We noted a robust and moderate to strong positive correlation (Spearman coefficient 0.3–0.72) between FOLH1 expression and angiogenesis GES scores across all studies, a finding that consistently reached statistical significance ( P < 0.001 for all signatures across the 5 trial datasets; Fig. 1 ). FOLH1 expression was also significantly associated with surface expression of the endothelial marker CD31 (PECAM-1) on IF staining in the IM-150 cohort (Spearman coefficient: 0.26, P < 0.001).

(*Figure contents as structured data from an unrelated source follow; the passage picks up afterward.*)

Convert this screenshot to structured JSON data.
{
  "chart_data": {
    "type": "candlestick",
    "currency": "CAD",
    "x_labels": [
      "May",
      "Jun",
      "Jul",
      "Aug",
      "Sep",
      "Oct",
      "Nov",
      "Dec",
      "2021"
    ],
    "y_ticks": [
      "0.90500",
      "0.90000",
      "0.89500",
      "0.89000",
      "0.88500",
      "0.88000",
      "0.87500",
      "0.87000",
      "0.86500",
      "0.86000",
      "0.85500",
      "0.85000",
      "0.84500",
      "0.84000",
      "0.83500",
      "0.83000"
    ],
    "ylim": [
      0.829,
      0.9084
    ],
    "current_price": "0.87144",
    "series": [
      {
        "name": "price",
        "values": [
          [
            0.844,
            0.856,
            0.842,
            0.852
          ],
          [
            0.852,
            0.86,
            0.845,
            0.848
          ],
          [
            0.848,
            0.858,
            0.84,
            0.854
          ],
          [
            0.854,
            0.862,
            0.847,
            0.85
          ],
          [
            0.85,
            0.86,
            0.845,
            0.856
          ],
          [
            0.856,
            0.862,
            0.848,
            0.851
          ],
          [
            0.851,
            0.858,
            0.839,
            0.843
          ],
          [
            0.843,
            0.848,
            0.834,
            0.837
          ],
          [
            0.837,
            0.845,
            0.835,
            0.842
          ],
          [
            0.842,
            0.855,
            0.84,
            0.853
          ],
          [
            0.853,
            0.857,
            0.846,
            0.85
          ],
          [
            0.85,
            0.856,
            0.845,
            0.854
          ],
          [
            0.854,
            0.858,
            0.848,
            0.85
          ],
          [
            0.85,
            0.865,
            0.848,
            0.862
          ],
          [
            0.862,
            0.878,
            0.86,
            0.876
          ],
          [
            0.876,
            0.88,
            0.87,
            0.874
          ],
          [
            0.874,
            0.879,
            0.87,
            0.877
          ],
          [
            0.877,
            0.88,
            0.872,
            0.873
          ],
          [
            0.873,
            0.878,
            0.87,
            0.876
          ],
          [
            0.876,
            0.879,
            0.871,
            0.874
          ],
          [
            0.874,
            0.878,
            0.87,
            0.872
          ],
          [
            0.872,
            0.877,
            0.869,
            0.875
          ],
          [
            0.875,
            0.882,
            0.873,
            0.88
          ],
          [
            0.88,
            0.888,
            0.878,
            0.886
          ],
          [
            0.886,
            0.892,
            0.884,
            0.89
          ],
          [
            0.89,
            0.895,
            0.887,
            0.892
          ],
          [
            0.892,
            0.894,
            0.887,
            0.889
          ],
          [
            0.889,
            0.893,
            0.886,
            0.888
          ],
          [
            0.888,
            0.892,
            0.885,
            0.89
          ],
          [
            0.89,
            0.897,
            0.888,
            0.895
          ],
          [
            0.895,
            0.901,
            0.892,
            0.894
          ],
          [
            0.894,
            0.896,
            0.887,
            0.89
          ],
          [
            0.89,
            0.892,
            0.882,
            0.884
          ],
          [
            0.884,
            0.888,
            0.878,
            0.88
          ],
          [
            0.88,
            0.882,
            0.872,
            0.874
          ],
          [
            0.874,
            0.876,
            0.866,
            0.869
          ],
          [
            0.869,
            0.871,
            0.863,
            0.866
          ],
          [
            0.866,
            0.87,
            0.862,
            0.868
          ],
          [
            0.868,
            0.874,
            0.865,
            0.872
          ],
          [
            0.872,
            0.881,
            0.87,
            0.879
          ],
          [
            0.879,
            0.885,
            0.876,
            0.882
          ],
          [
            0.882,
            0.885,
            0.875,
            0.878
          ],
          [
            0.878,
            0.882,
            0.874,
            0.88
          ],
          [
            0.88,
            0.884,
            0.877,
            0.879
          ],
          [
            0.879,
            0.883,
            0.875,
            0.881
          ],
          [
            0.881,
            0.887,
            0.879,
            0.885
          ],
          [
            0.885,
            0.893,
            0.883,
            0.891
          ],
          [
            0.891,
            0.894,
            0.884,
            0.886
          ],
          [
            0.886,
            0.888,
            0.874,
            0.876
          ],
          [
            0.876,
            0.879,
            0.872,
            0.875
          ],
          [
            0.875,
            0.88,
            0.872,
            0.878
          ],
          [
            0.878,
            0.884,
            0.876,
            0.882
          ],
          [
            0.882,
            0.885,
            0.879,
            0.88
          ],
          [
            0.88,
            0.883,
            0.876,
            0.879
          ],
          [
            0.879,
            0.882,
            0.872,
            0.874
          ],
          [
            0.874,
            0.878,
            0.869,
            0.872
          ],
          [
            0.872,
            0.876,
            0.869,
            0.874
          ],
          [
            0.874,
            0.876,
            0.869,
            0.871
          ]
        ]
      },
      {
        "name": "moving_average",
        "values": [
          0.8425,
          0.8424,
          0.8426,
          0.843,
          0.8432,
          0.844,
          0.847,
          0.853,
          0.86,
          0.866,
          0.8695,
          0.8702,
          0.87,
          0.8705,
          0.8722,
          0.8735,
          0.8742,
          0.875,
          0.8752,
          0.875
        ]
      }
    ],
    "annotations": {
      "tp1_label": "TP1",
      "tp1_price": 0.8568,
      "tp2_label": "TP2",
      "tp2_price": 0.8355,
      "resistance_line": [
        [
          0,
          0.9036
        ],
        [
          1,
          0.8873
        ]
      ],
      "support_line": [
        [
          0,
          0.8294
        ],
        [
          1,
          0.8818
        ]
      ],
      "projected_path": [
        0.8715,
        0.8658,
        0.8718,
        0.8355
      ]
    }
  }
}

In contrast, a weak and inconsistent correlation (Spearman coefficient < 0.2, P = 0.01–1.0) was identified between FOLH1 and immune-checkpoint molecule expression (PD1, PDL1, CTLA4), as well as immune-infiltration GES scores ( Fig. 1 ) such as McDermott_Teff [ ], CD8.T.cells [ ], JAVELIN_immune [ ], and TIS/IIS [ ]. However, we noted a consistent weak-moderate but positive correlation (Spearman coefficient 0.2–0.4, P < 0.01) with Pan_F_TGFB [ ] and ESTIMATE-stromal [ ] signatures, which have been associated with tumor-associated macrophage (TAM)–mediated immunosuppression and worse outcomes in ccRCC [ , ].
3.2
FOLH1 expression is associated with response to tyrosine-kinase inhibitors in ccRCC
High TME angiogenesis levels inferred by the above angiogenesis GESs have been associated with improved survival outcomes in the sunitinib arms of COMPARZ, IM-151, and JR-101, respectively [ , , ]. We asked whether FOLH1 expression, measured by within-study quantile FOLH1 expression level (qFOLH1), could also predict PFS and/or OS in the 4 cohorts for which survival outcome data was available (COMPARZ, IM-151, CM-214, and JR-101). On univariable Cox-PHR, we found qFOLH1 levels to be associated with improved PFS in 4 of 4 cohorts and improved OS in 2 of 2 cohorts. This association met the conventional P ≤ 0.05 cutoff for statistical significance for PFS in COMPARZ (HR = 0.88, 95% CI = 0.78–1, P = 0.05), IM-151 (HR = 0.89; 95% CI = 0.82–0.97, P = 0.004) and JR-101 (HR = 0.89; 95% CI = 0.81–0.99, P = 0.03) but not CM-214 (HR = 0.92, 95% CI = 0.78–1.1, P = 0.34). Meta-analysis of qFOLH1 correlation with PFS in all 4 cohorts showed an overall association with improved PFS (HR = 0.89; 95% CI = 0.85–0.94, P < 0.0001; Fig. 2 A). The association between 3 angiogenesis GESs and PFS in these cohorts mirrored those of FOLH1 expression, with significant association between within-study quantile scores for GES and PFS in the sunitinib arms of COMPARZ, IM-151, and JR-101 ( P < 0.05), but not for PFS in the CM-214 cohort, except for JAVELIN_angio (HR = 0.82, 95% CI 0.70–0.97, P = 0.02 for PFS in CM-214). Overall associations between FOLH1 expression and angiogenesis scores with PFS in the sunitinib arms of the combined cohorts are shown in Fig. 2 B and Fig. 1 , showing a similar overall trend of improved PFS with higher FOLH1 expression and GES scores.